SocNet Updates: Facebook updated its Chat Plugin for business websites, and launched free education sessions and awareness programs as part of National Black Business Month, which celebrates the contributions of black-owned businesses around the world. Instagram’s Reels launched (see below) and new fonts are now rolled out for all users. Snapchat has a new B2B advertising push and microsite and case studies. Twitter is surveying users to see what options they would pay for (aka edit button!). Pinterest is leading social media stocks so far this year and has crossed 400 million users, based on its Q2 Earnings Report.
TikTok, Reels, & More: Given the Trump administration’s pressure on TikTok, here’s a look at what Microsoft ownership of TikTok may look like. In copycat news, Snapchat launched a huge music integration similar to TikTok’s. Instagram introduced Reels, a TikTok-like upgrade for current Instagram users. Triller hit #1 in the App Store. And if you haven’t installed Byte, aka “new Vine,” take a look here. Meanwhile, back on TikTok, check out The Weeknd’s exclusive virtual experience today at 8:30pm ET/5:30pm PT.

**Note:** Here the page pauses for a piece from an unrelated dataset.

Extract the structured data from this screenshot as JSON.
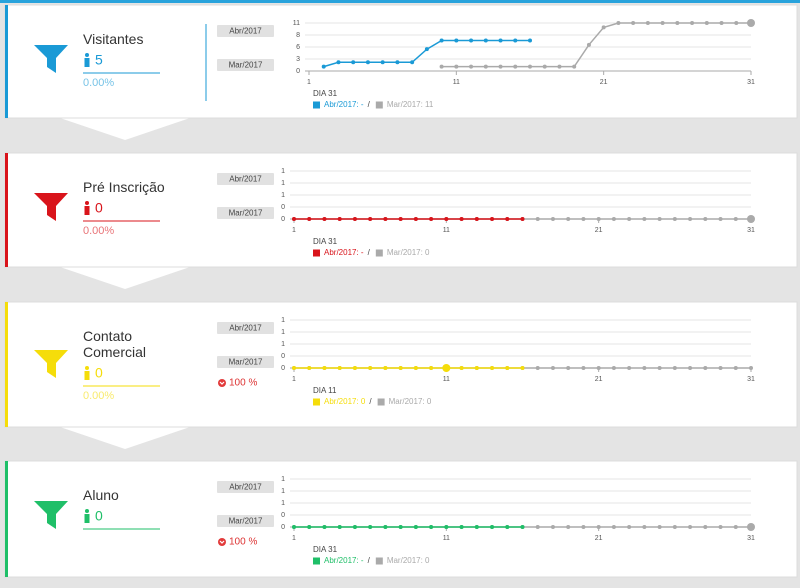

Social Space Watch: With the successful splashdown of SpaceX’s Crew Dragon this week, there is lots of talk about space in social. Here’s a list of Instagrams to follow if you love space. If you have a spare $250,000, you can make a reservation on Virgin Galactic here. And check out NASA's "Kids Club" for games and activities.
Flying Cars are Legal Now?! New Hampshire is first state to allow flying cars on the road. Local legislators passed House Bill 1182, aka the "Jetson Bill," that includes a provision that makes flying cars legal on public roads.
Social Media Activism in 2020: This week The New Yorker wrote about the power of social media so far in 2020 to speak truth to power, drive boycotts, and rally disenfranchised audiences. Key quote: “What’s distinct about the current movement is not just the clarity of its messaging, but its ability to convey that message through so much noise.” And it speaks to as the second act of 2020, and how “network protest” may change, adapt, and be co-opted.
What ARGS Can Teach Us: Here’s a long read about the history of Alternate Reality Games, used in both marketing and just for fun. And what we can learn from ARGs as it pertains to conspiracy theories, QAnon, and more. Key quote: “Conspiracy theories thrive in the absence of trust. Today, people don’t trust authorities because authorities have repeatedly shown themselves to be unworthy of trust… ARGs teach us that the search for knowledge and truth can be immensely rewarding, not in spite of their deliberately-fractured stories and near-impossible puzzles, but because of them.”
What Does the Public Want From Art in a Post-COVID World? Based on new Culture Track research with a massive sample size, the answer for what people want from art is the same as pre-COVID – escapism. And 81% reported doing something creative during the pandemic; 53% reported tuning into live streams of music, classes or workshops; and digital culture is changing, too. Read the whole report here.
App of the Week: The NPE Team from Facebook’s latest app experiment is called E.gg, and it’s inspired by the early web, Geocities and MySpace. On E.gg you create canvases — free-form mixed media collages and pages that can quickly become a disorganized mess, just like the good old days of social media. Join the waitlist here.